The PSC has received many customer complaints about contracts that were terminated by Conectiv Energy and AGF Direct, which marketed gas in Maryland, said PSC spokeswoman Chrys Wilson.

Other companies that have left Central Maryland's residential market include GasMark, Metromedia Energy, Perry Energy Services and Total Gas & Electric.

Both Conectiv and AGF exercised termination clauses. But AGF, which declared bankruptcy and abruptly closed down its Web site and telephone number, did so without warning its customers, Wilson said.

The natural gas market was opened to the entire state last year after two years of pilot programs. Local utilities continue to charge for transporting the gas through pipelines and delivering it, but other companies supply - and charge for - the gas.
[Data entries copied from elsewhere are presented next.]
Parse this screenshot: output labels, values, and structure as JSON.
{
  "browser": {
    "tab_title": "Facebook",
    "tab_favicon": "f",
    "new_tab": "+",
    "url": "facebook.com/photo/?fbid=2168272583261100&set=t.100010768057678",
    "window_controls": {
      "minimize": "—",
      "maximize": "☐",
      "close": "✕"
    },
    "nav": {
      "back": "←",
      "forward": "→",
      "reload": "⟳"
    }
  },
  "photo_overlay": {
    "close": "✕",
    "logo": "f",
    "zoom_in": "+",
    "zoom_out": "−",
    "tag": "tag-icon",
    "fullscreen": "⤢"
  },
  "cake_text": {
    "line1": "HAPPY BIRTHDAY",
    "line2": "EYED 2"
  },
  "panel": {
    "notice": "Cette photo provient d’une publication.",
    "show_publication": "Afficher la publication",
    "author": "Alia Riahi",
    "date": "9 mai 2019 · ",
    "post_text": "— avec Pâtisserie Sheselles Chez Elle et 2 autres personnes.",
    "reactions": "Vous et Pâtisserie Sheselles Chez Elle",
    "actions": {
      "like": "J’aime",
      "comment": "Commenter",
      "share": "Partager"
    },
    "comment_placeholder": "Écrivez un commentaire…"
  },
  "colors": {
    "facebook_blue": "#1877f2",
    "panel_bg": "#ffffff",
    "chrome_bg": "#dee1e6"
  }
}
In contrast with electricity deregulation, which started in August, gas suppliers do not have to be licensed and monitored by the PSC to sign up customers - at least not until the PSC adopts new licensing procedures and rules for gas suppliers, expected to happen early next year.

Instead, alternative gas suppliers were authorized to enter the market by utilities such as BGE and Washington Gas if they met certain financial requirements.

However, with volatile gas prices, companies that entered into contracts in January to sell gas at 38 cents per therm for a year, for example, were locked into a money-losing deal. BGE's cost for October was 68.16 cents per therm.

Neither the PSC nor the attorney general's office has the authority to handle customer complaints.

But even when the PSC adopts licensing procedures next year, it will not stop companies from terminating contracts that aren't cost-effective, Riley said.

"If your supplier leaves the market, your service is protected, but you do lose whatever terms of the contract you had with the previous supplier," Riley said.

"That's part of the free market. To go to competition, you are trading off protection and regulation. It's too early to make a judgment about whether [deregulation] is working or not working, but we've been encouraged by the competition.

"This is a sort of blip on the screen," Riley said. "We hope that things will level off."